De todo esto habla la asignatura de Religión Católica: educar esta inquietud, acompañar esa espera, ayudar a descubrir que la promesa de Dios es lo más correspondiente con las exigencias más nobles de nuestro corazón. Y que todo esto tiene que ver con la vida, con lo que me enamora, lo que me asusta, lo que me despierta y anima, con lo que sueño, con aquello que repudio y descarto.

Un niño o un joven que no ha tenido esta educación, tendrá menos posibilidades para ver la realidad con todos los factores que la componen. Y habrá que suplir esa terrible carencia con cuanto pueda embotar su mirada y okupar su corazón: demasiadas cosas superfluas, inútiles o incluso nocivas (el alcohol y la droga como evasión, el sexo sin amor, etc.). La asignatura de Religión es una oportunidad para crecer en humanidad, para ser más y mejor persona, porque nos pone delante esas exigencias de belleza, bondad y verdad que realmente nos hacen libres y nos permiten amar.

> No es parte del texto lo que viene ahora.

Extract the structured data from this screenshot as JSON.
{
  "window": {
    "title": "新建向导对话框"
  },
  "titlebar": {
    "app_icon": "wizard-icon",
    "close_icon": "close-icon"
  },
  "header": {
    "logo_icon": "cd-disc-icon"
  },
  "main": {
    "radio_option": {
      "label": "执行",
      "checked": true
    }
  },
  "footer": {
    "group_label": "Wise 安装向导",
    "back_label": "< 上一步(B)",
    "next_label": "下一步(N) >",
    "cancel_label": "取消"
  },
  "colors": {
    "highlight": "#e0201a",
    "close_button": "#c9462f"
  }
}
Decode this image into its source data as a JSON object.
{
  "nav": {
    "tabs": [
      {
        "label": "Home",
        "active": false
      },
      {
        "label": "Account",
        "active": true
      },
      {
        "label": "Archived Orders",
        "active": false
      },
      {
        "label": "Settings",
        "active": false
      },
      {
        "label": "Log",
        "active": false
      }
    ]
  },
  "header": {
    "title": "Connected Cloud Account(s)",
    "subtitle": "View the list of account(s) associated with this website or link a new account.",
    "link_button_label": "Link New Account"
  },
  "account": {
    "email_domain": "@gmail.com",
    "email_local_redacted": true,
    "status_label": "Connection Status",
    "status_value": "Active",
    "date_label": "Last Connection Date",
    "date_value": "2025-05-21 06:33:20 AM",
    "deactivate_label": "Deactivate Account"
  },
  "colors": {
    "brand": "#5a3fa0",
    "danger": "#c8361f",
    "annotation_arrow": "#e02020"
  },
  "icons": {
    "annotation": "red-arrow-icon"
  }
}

Por este motivo, un año más, animo a los padres que tienen hijos en edad escolar, y a los mismos jóvenes, a que escojan la asignatura de Religión. No privéis a vuestros hijos, no os privéis vosotros mismos, de una materia que con respeto ayudará a que las personas sean formadas integralmente, sin ninguna mutilación ideológica. Sólo ellos serán más libres. Sólo ellos sabrán dónde está el gozo y qué color tiene el amor, porque Dios es el discreto cómplice de los latires mejores de su inquieto corazón. Vale la pena.